There are many absolutely legal and well-defined approaches to saving tax dollars including:
Maximizing workplace retirement accounts (including a 457(b) which is essentially a bonus 401(k) if it is available to you),
Mega backdoor Roths,
Defined benefit plans,
Smart charitable giving strategies,
Using your small business or 1099 income to write off business expenses and to add more employer contributions to your retirement accounts using a solo 401(k).
If you have a taxable brokerage account, it is even more important to be tax aware. Every time you sell an investment in a non-qualified account (not an employer-based retirement account), it is a taxable event. It is critical to understand the tax rules and look for opportunities for tax loss harvesting to balance losses against gains and lower your capital gains tax liability.
Minimizing or deferring taxes not only saves you from paying them at a higher tax rate, but it allows you years or decades of untaxed growth. That can make a huge impact on your net worth down the road when you need it.
5. Forgetting to “Insure the Plan”
Remember that your biggest asset in your early and mid-career is you—your ability to generate income with your skills and education. If you don’t adequately insure against the loss of that asset, your financial situation can turn dire.

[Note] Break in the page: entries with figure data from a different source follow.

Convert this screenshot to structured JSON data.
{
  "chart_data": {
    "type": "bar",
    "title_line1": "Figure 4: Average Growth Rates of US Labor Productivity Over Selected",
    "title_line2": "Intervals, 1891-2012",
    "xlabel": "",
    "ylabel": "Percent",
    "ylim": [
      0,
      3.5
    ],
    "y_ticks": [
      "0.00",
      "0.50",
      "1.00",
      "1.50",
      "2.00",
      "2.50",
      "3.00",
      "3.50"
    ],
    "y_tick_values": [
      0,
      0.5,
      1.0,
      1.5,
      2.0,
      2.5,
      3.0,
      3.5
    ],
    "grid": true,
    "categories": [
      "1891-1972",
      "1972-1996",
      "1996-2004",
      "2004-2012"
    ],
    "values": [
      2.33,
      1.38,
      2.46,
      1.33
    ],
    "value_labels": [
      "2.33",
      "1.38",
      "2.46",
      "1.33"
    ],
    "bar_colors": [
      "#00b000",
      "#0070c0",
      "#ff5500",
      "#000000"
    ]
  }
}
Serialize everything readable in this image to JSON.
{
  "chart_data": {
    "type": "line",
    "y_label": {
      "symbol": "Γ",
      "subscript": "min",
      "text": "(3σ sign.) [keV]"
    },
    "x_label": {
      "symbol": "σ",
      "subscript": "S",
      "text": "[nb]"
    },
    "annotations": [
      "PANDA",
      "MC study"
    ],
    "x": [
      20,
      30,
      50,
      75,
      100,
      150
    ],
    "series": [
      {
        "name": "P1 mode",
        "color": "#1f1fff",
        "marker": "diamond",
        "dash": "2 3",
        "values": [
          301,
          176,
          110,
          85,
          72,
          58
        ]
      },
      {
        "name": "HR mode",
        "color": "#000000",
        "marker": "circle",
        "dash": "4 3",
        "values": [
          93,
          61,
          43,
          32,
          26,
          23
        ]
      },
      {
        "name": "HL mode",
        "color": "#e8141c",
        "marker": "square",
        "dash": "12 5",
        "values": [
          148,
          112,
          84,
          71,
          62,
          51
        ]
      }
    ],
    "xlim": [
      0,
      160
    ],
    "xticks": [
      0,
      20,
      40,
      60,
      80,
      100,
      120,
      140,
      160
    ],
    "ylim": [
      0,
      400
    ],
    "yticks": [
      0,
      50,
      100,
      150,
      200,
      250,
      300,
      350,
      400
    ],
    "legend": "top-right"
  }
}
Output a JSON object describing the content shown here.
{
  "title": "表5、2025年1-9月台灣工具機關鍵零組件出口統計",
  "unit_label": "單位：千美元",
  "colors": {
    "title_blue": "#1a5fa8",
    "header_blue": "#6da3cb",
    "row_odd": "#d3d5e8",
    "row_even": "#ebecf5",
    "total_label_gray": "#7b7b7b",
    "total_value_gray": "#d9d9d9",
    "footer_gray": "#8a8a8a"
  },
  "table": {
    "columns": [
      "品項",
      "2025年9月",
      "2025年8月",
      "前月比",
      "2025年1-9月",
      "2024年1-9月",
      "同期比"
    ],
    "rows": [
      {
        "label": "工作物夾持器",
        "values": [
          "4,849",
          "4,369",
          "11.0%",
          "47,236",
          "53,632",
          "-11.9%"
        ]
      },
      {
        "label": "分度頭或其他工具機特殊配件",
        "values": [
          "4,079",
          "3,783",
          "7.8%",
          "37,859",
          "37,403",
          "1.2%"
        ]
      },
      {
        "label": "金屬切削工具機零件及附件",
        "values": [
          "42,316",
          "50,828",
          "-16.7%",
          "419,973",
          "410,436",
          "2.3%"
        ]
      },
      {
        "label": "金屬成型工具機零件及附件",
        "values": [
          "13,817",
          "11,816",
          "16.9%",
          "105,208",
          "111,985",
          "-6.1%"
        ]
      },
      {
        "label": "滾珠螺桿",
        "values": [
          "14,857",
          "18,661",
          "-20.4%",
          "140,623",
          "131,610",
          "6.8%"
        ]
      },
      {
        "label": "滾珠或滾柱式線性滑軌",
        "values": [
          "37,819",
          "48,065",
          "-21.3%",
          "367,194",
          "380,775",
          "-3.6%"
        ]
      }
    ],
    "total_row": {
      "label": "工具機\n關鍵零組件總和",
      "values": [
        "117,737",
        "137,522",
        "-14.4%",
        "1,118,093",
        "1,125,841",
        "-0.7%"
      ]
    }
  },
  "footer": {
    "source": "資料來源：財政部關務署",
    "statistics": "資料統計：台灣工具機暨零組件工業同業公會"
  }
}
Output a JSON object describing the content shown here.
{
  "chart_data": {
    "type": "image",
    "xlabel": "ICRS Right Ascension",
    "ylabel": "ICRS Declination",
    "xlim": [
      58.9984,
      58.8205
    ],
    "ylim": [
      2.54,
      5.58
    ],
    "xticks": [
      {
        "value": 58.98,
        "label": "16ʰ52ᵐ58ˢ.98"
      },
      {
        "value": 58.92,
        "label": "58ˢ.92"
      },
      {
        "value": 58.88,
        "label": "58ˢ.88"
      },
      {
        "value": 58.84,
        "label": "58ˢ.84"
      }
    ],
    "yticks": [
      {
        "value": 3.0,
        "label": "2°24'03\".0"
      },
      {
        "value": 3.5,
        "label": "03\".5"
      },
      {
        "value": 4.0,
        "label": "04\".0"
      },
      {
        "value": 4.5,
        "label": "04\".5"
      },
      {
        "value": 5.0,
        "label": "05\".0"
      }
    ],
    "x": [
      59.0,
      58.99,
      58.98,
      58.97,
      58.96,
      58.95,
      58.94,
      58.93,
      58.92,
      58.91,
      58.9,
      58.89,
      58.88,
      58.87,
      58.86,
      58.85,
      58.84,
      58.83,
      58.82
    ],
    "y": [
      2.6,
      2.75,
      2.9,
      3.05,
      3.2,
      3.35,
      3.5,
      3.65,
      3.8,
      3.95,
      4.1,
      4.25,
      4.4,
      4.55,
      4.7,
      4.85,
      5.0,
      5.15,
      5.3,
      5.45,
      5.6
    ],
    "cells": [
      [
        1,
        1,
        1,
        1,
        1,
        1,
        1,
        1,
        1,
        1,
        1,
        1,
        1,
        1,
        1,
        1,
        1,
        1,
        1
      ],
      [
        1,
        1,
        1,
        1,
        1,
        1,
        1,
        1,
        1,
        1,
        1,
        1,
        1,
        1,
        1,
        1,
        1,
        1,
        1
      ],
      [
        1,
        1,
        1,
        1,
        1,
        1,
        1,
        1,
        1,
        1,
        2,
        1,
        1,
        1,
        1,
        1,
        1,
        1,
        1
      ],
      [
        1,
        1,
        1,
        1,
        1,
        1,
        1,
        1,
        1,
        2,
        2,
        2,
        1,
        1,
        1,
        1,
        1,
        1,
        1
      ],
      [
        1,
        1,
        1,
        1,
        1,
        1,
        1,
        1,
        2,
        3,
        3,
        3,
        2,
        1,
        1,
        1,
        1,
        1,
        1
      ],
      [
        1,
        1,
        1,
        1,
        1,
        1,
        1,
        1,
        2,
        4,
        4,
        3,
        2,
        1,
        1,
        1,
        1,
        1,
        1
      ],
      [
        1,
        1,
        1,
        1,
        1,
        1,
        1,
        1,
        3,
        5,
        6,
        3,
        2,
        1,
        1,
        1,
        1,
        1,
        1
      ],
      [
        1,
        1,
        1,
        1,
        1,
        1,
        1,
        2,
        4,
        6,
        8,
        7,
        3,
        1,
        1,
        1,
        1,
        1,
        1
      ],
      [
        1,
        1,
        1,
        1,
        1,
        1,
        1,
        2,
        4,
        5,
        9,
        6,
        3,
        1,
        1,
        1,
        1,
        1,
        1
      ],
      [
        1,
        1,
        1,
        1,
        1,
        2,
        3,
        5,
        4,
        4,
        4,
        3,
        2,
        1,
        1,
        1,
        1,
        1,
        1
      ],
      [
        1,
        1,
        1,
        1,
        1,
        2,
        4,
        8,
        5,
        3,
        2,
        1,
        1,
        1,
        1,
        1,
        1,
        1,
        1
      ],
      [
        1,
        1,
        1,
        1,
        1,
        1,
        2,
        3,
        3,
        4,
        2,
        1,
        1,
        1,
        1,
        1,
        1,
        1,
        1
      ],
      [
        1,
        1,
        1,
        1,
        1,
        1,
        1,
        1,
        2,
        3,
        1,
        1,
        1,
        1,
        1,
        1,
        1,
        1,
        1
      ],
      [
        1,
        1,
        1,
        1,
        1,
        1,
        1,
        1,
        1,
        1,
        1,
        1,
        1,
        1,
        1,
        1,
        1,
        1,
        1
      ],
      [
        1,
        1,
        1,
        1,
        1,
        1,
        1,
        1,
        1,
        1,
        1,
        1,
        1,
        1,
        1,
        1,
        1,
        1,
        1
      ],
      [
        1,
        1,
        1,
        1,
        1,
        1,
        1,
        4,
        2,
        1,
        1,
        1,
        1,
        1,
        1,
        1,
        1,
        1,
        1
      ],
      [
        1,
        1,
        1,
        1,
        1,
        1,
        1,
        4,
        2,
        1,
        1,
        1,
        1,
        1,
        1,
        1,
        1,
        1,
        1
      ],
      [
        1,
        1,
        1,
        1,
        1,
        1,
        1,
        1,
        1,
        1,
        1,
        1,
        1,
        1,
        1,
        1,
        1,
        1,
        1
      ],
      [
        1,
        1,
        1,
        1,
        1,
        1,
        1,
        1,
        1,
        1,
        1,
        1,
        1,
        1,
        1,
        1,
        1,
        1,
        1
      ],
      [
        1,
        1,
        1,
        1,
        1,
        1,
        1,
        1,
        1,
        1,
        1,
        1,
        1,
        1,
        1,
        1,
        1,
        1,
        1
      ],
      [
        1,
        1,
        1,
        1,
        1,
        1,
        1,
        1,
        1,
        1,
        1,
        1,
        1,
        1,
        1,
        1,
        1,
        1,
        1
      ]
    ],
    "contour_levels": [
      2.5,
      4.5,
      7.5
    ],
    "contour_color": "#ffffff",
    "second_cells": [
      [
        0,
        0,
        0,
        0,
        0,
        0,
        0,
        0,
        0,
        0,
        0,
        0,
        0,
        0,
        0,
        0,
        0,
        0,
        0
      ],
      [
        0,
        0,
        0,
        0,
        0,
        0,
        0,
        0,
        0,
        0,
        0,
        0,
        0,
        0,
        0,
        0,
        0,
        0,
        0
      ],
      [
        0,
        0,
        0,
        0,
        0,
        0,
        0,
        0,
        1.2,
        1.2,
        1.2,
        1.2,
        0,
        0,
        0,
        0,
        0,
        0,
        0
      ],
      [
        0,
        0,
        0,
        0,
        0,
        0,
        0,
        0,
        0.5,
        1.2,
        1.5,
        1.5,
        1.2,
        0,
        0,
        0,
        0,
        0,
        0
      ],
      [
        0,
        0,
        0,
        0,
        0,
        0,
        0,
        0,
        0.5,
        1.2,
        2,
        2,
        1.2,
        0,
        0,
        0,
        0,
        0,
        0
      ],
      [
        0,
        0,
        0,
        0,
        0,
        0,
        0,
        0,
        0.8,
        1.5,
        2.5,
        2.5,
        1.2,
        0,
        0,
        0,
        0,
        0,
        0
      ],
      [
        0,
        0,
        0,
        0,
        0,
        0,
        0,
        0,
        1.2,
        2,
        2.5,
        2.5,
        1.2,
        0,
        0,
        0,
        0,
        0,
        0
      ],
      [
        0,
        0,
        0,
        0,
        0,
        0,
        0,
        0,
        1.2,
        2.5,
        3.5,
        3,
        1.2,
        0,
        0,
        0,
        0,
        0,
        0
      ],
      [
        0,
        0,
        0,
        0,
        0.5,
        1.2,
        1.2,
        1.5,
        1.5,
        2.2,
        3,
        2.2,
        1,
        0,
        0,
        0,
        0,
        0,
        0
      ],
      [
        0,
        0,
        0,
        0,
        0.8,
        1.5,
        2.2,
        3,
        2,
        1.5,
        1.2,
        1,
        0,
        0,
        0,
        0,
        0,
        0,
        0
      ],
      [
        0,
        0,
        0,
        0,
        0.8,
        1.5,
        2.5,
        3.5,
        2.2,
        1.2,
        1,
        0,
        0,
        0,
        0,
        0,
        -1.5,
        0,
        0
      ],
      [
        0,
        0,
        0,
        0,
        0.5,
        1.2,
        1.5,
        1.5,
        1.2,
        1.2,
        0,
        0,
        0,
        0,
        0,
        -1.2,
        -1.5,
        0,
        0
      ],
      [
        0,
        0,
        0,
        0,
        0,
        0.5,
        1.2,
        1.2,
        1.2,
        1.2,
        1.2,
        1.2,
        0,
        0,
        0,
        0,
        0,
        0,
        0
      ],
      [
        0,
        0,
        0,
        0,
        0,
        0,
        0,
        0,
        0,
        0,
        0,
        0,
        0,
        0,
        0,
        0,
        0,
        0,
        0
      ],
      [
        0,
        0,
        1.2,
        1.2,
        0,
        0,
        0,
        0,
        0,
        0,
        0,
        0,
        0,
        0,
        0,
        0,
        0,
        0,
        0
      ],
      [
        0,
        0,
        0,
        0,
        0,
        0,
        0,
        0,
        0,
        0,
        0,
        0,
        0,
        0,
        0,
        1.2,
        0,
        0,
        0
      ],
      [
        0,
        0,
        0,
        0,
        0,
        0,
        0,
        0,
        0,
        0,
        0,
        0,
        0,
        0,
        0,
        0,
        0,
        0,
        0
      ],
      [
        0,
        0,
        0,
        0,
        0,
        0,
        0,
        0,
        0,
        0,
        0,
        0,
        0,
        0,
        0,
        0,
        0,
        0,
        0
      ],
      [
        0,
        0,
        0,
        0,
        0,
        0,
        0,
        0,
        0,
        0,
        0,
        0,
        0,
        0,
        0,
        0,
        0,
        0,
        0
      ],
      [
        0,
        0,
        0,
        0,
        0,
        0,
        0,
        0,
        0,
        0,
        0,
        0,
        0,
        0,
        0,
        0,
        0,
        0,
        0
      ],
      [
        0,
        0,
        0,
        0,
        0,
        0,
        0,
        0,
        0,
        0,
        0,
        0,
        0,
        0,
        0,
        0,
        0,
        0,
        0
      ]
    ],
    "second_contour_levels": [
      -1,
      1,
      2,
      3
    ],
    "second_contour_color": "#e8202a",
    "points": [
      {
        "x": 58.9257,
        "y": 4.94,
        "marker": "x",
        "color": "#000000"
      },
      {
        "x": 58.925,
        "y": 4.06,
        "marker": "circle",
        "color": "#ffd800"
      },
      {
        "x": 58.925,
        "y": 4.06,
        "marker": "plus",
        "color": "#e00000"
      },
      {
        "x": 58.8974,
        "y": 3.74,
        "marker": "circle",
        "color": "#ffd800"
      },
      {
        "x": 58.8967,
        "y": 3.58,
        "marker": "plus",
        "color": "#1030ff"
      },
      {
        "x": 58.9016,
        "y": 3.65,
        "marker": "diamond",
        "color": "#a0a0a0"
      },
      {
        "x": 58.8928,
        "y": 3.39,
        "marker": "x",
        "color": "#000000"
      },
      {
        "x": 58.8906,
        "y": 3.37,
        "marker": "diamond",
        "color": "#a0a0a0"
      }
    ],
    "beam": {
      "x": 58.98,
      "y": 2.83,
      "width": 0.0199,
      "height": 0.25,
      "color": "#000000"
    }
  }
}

Hopefully you obtained disability insurance when you were still a resident and qualified for the Guaranteed Standard Issue (GSI) rates for new physicians. Disability insurance isn’t cheap, though, and maybe you kept your benefit low so that you could afford the payments early on.
But now, you have more income, and the payments would be less of a burden. Does your insurance policy have a benefit increase option and if so, did you remember to increase your benefit as your income cushion has widened? If you become disabled now, you probably will need more income than you did when you first came out of residency. You have more expenses. So always be sure that your disability benefit matches your income needs should you become disabled and can no longer work. Eventually, you’ll be able to self-insure this risk and drop the coverage. But that time is probably not yet.
And what about life insurance? If you die and you are the primary provider for your family, will they have enough to maintain the standard of living and to achieve the goals that you have in mind for them?
Don’t be fooled by insurance salesmen who are trying to get you to buy insurance couple with an investment vehicle (aka whole life or universal life insurance). The investment part of that is always going to come with a higher cost and worse options than if you invest it on your own outside of the insurance company.
Get term insurance, but make sure the coverage is sufficient and lasts long enough—until your nest egg is sufficient to provide for your family, regardless of what happens to you or your income. And don’t forget to invest that extra money that you are saving from wisely choosing term insurance over whole life. That decision doesn’t help you if you just spend the money instead.
Closing Thoughts
Mid-career is a crucial turning point. You're no longer just trying to survive—you’re building your legacy. Avoiding these common mistakes can help ensure that your hard work today translates into options, freedom, and financial peace down the road.